Article Title



Hannah Sutton1, Heontae Kim2, Wei Sun1, Mary Malaska1, Bridget Miller1and Ho Han1 1Oklahoma State University, Stillwater, OK; 2The University of Mississippi, University, MS

Currently there are several methods available to prescribe the recommended intensity of physical activity (i.e., moderate-and vigorous-intensity). To maximize compliance, it is required for the prescriptions to be simple, practical, and precise. In addition, individual preference for the physical activity prescriptions is a key component to ensure compliance with the prescriptions. PURPOSE: To identify individual preference for currently available methods for maintaining a prescribed physical activity intensity. METHODS: Forty healthy adult individuals (age 18-65 yrs; 20 female) participated in the study. The participants performed a 2-min trial(walking & running)according to each prescription(both moderate-and vigorous-intensity) and conducted a prepared questionnaire. The physical activity prescriptions herein included: (1) Rating of Perceived Exertion(RPE), (2) Talk Test(TT), (3) Heart Rate (HR), and (4) Real-Time Cadence (RC).
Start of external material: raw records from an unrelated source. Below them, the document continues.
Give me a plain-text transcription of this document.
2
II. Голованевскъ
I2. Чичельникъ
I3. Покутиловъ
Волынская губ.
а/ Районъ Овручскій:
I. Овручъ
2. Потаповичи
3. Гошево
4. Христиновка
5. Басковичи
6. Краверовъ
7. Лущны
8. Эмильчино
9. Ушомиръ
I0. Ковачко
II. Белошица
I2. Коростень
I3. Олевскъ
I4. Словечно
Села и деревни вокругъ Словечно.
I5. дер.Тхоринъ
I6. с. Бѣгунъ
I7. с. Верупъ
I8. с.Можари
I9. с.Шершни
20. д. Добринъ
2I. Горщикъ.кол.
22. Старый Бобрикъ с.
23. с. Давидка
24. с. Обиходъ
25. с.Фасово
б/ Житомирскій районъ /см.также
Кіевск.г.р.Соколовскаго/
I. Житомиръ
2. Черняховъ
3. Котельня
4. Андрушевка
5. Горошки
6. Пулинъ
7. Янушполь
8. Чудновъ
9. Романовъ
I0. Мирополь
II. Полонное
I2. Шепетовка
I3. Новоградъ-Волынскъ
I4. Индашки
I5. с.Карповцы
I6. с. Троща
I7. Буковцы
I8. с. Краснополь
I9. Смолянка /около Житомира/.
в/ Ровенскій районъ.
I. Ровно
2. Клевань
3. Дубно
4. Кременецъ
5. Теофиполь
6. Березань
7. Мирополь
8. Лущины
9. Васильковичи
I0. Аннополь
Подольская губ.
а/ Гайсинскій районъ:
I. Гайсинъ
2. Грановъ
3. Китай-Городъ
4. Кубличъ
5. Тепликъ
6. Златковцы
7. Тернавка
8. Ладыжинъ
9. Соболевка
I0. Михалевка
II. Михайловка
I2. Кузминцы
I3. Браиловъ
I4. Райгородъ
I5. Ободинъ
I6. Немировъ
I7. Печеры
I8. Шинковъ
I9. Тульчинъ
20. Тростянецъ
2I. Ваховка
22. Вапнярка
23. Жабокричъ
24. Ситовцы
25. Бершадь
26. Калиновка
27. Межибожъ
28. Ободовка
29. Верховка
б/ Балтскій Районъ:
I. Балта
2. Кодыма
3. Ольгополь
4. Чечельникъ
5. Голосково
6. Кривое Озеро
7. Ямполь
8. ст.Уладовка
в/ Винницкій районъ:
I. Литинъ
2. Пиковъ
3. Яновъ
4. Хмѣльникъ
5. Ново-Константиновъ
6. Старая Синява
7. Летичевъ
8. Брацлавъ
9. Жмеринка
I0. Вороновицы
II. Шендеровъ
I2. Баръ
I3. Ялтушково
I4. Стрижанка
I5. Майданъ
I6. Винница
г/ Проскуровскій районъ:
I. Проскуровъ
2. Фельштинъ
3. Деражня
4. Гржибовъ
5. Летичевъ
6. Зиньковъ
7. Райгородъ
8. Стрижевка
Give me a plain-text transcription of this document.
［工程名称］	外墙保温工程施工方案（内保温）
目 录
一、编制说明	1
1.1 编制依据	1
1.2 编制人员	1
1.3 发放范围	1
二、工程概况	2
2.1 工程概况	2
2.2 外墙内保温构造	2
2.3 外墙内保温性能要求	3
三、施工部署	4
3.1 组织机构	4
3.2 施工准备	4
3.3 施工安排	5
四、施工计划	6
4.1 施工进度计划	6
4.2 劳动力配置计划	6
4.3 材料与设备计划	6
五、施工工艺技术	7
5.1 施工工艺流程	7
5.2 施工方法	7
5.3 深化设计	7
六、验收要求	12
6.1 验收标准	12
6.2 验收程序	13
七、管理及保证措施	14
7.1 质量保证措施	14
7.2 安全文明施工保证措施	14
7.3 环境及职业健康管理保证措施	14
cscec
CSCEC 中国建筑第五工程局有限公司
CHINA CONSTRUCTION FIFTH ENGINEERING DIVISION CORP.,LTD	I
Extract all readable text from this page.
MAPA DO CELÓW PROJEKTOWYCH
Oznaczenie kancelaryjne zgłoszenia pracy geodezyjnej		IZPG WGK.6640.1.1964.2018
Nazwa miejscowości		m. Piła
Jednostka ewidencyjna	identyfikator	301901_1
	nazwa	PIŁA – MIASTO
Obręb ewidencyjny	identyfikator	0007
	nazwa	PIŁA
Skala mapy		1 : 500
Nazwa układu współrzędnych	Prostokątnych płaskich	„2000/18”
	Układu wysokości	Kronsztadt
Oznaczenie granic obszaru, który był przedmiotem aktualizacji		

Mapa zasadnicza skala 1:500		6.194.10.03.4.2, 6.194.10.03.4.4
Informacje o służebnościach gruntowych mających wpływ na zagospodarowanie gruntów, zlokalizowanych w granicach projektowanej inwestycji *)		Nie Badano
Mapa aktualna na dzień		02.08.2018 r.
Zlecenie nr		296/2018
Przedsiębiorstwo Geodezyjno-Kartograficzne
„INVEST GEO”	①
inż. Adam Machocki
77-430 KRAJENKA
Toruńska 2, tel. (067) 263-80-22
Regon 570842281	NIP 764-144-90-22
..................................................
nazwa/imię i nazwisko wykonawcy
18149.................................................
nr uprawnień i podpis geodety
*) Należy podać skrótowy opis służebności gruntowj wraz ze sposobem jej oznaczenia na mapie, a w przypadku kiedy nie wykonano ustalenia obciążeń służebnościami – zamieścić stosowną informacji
Preference for the prescriptions was assessed by three domains including: (1) easy-to-understand the prescription, (2) easy-to-perform the prescribed activity, and (3) easy-to-maintain the prescribed intensity for a given duration. For each domain, the prescriptions were ranked in order of individual preference and scored 4 (highest) to1 (lowest)corresponding to the rank. Descriptive statistics and one-way repeated measures analysis of variance were conducted for comparison for preferences of exercise prescription methods. RESULTS: For domain 1, RC had the highest average score of 3.55/4.00 followed by HR (3.02), TT (1.87), and RPE (1.55), and the score was significantly higher than others (p<.001). For domain 2, RC also received the highest score (3.46/4.00) followed by HR (2.43), TT (2.10), and RPE (2.00). The average score was significantly higher than other methods (p<.01). For domain 3,the highest score was found in RC (3.22/4.00) followed by TT (2.47), and HR/RPE (2.15 for both). A significant difference was found between RC and other methods (p<.01). CONCLUSION: RC was the most favored by the participants in all domains. In other words, RC was considered as the easiest method to understand, to perform the prescribed activity and to maintain the prescribed intensity for a given duration. Further work is warranted to compare the accuracy of each method.